Is this the most brutal book review ever? Critic claims Dolly’ Alderton’s Ghosts is a ‘thick mayonnaise’ of recycled tweets that ‘broke his soul’ and the ‘most culturally relevant novel of 2014’
- Critic Barry Pierce did not hold back while reviewing Dolly Alderton’s ‘Ghosts’
- Review, published in Irish Times, left Twitter in stitches due to how brutal it was
- Pierce mocked Alderton’s book as ‘the most culturally relevant novel of 2014’
A scathing review of Dolly Alderton’s first novel that’s divided readers might just be one of the most brutal critiques every written.
Book critic Barry Pierce, of the Irish Times, did not hold back in taking down the author’s new offering, calling it ‘the most culturally relevant novel of 2014’ and claiming there are ‘too many words’ in the ‘thick mayonnaise’ of her writing.
Ghosts, London-based Alderton’s first foray into fiction, tells the story of Nina Dean, a 32-year-old food writer who gives dating apps a go after her long-term relationship comes to an end.

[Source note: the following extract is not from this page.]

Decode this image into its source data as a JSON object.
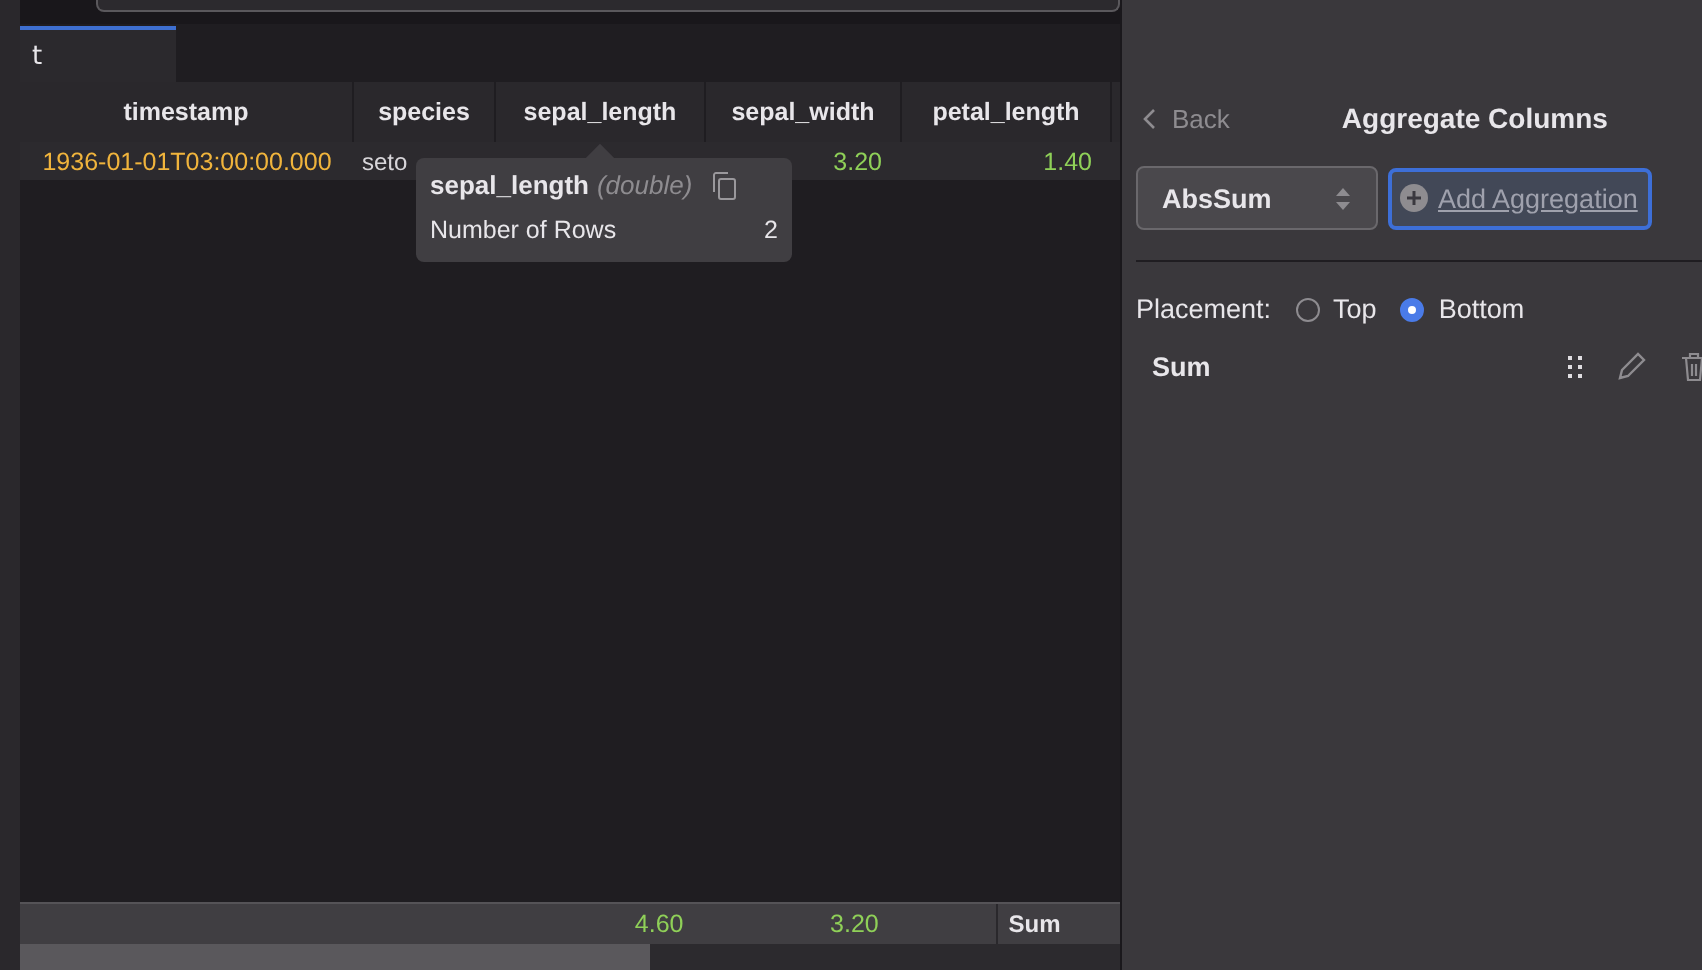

Pierce’s savage take down, which he shared in full on Twitter, left some in stitches, while others observed it would be a hard pill to swallow for Alderton, a columnist and essayist who dazzled with her book Everything I know about Love in 2018.
However, Pierce was not impressed by her non-fiction debut, saying: ‘The novel’s barbs and biting observations are as succint as the tweets they were all recycled from.’

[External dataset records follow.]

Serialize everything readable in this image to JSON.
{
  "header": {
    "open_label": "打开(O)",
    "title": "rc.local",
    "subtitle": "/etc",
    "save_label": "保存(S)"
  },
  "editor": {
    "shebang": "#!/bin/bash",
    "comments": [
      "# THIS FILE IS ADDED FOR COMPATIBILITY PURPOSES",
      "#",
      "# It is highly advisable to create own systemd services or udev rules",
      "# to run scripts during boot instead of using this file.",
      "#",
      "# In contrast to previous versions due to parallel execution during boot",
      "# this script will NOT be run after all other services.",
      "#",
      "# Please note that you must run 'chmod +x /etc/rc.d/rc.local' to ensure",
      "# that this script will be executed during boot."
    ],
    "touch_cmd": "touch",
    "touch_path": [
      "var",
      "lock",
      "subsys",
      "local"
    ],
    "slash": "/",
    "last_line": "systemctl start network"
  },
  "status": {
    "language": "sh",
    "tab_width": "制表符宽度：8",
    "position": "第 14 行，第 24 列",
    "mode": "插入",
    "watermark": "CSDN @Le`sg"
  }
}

Book critic Barry Pierce, of the Irish Times, did not hold back as he took down Dolly Alderton’s new novel Ghosts, calling it ‘the most culturally relevant novel of 2014’ (pictured, Alderton in London in 2018)
Barry Pierce did not hold back as he critiqued Ghosts, comparing Alderton’s prose to a condiment
In his review, Pierce started by announcing the novel had left him filled with ‘nothing put pain and disappointment.’
The critic claimed that Ghosts was a tally of stale observations and quips Alderton had found on Twitter.
He mused that because the subject of the book was Nina’s experience of dating apps, the subject matter of the novel was not current.
‘Alderton’s skewering of dating apps surely makes Ghosts the most culturally relevant novel of 2014.’ he wrote.
Ghosts, by Dolly Alderton, gathered more positive reviews elsewhere
Dating apps boomed in 2013 and 2014, issuing a glossary of terms such as ‘ghosting,’ – when a dating app match stops all communications without warning – from which Alderton took inspiration for the title of her novel.
While he likened it to Norah Ephron’s romantic movie You’ve Got Mail, starring Meg Ryan and Tom Hanks, Pierce said Alderton’s novel had neither the ‘timelessness’ nor the ‘charm’ of the movie.
Comparing Alderton’s prose to a ‘thick mayonnaise’, he also quipped that the author’s use of the term ‘a Durex for her heart’ was ‘mortifying.’
The book, he wrote, had left him feeling with Alec Guinness’ character in The Bridge over River Kwai, Colonel Nicholson, who is wounded by mortar at the end of the movie.
Pierce claimed in his review that the only ghost he felt connected with during his read of Dolly Alderton’s novel was the spirit of Irish novelist and playwright Maeve Binchy, who penned Light a Penny Candle and Circle of Friends.
He advanced that Maeve’s works had paved the way for offerings such as Ghosts, and the very successful Normal People by Sally Rooney, which became a smash hit when it was adapted into a series by the BBC in March.
Readers were taken by Pierces vivid and scathing review of Alderton’s novel.
‘”Most culturally relevant novel of 2014”, what a zinger,’ one said.
Readers were split between those who thoroughly enjoyed the review, calling it a delight, and those claiming it would be ‘soul-destroying’ for Alderton
‘F****** obsessed with that highlighted quote,’ said another, referencing the 2014 quip as well.
‘This was a delight,’ one wrote of the entire review.
Others said they were able to enjoy the review but could not help but feel for ‘All the things I know…’ author.
‘I love Dolly and her writing, but appreciate this as a really entertaining review. Still going to buy the book. Lovely to have the Maeve Binchy reference, she should be referenced more in life,’ one said.
‘Your review is very droll but it will be horrible for the author to read. Writing a debut novel and getting it published is no easy job and having it shredded by a national paper would be soul-destroying,’ said another.
‘I think this review, and the apparent underlying pleasure at such a take-down – says more of you than it does the book. I also imagine lads called Barry are not the target audience,’ one wrote.
Thankfully, Dolly Alderton will console herself with the fact that the book currently scoring 4.3 stars out of five on Amazon, and 4.5 stars on Waterstone’s website.